With this new view, we can make a table listing the number of know viruses between the species of hosts and the families of viruses:

req = """
SELECT
    Host, VirusFamily, COUNT(Virus) AS Number
FROM
    hostedges
GROUP BY
    Host, VirusFamily
ORDER BY
    Number DESC
LIMIT 20;
"""
get_num_viruses = DBInterface.execute(db, req)
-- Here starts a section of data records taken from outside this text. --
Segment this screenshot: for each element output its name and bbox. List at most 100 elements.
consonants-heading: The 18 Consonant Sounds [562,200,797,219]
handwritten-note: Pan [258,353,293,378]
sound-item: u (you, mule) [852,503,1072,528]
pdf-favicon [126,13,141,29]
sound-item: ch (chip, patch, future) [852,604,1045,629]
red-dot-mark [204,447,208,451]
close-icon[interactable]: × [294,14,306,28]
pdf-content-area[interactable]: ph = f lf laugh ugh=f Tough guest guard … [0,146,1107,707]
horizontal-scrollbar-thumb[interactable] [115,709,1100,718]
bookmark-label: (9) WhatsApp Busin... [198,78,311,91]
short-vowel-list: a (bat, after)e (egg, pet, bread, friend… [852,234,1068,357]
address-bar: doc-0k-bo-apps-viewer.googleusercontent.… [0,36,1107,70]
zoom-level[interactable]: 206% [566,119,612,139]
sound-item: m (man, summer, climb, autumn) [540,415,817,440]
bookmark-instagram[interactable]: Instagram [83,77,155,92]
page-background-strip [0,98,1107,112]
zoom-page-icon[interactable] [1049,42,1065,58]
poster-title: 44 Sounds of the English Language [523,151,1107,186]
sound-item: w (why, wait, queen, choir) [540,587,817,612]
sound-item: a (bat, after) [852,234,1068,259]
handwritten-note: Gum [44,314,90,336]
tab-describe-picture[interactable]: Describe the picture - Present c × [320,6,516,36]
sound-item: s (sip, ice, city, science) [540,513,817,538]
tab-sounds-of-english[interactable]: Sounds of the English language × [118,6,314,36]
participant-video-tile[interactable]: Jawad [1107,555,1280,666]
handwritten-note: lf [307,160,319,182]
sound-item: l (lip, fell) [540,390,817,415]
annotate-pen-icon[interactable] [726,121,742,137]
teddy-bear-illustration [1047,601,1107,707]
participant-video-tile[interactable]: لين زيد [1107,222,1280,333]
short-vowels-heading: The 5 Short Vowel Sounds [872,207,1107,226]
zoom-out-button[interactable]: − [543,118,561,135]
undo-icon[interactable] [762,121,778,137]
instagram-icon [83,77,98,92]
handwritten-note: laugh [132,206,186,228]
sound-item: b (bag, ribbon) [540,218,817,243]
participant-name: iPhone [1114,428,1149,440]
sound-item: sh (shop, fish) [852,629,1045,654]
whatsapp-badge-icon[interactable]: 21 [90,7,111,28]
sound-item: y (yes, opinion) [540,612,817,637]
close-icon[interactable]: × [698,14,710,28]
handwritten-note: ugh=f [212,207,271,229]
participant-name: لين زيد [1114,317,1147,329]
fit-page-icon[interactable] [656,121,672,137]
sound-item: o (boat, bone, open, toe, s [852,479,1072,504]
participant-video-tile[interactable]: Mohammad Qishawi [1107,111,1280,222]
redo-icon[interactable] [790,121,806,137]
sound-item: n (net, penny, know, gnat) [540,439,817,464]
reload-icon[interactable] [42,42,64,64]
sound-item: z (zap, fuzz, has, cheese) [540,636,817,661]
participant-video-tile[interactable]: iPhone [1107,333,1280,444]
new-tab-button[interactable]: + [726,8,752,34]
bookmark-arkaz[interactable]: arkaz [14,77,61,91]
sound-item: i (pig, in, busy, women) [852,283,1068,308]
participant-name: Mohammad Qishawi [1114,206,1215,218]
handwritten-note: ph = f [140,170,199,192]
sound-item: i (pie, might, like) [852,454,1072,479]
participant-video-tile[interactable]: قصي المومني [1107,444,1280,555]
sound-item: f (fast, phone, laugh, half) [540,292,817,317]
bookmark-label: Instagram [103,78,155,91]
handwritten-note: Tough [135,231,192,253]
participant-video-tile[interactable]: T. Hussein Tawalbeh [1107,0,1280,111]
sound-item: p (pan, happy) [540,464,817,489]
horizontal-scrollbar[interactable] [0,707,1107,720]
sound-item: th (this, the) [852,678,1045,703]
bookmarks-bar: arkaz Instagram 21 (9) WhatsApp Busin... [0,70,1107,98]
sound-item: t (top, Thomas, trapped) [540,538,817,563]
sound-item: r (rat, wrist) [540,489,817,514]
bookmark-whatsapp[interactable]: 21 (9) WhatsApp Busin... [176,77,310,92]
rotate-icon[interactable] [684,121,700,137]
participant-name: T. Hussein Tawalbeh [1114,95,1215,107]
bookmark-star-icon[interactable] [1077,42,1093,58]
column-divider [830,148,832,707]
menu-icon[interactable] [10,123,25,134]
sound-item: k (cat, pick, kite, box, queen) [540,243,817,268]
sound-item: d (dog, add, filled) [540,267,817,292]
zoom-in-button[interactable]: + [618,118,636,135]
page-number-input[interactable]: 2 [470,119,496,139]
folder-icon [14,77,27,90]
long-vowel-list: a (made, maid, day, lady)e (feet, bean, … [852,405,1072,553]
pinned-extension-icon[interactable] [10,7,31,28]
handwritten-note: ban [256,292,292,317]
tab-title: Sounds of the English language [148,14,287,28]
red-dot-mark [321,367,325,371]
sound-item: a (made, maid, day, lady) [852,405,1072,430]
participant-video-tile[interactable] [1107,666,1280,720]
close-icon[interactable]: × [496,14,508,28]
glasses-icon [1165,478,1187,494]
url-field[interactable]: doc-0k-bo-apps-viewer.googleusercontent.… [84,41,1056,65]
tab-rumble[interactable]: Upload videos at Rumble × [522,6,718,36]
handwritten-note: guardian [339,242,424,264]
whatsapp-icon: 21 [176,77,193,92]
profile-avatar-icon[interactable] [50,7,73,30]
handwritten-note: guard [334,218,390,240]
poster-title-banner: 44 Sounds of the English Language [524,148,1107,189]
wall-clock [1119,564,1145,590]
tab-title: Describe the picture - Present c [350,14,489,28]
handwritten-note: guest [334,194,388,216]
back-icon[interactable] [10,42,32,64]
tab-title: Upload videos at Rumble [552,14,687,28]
DataFrame(get_num_viruses) |> pretty
Host VirusFamily Number
macaca mulatta picobirnaviridae 320
macaca mulatta papillomaviridae 55
macaca mulatta adenoviridae 32
pan troglodytes picornaviridae 29
pan troglodytes adenoviridae 27
macaca mulatta parvoviridae 25
pan troglodytes herpesviridae 25
macaca mulatta picornaviridae 23
pan troglodytes polyomaviridae 18
macaca fascicularis herpesviridae 17
macaca mulatta astroviridae 17
gorilla gorilla adenoviridae 14
macaca mulatta herpesviridae 14
macaca mulatta retroviridae 13
chlorocebus aethiops herpesviridae 13
saimiri sciureus herpesviridae 13
chlorocebus aethiops paramyxoviridae 12
gorilla beringei adenoviridae 12
gorilla beringei herpesviridae 12
gorilla gorilla herpesviridae 12

That’s it! DuckDB is definitely really nice, and I am going to integrate it in my workflow.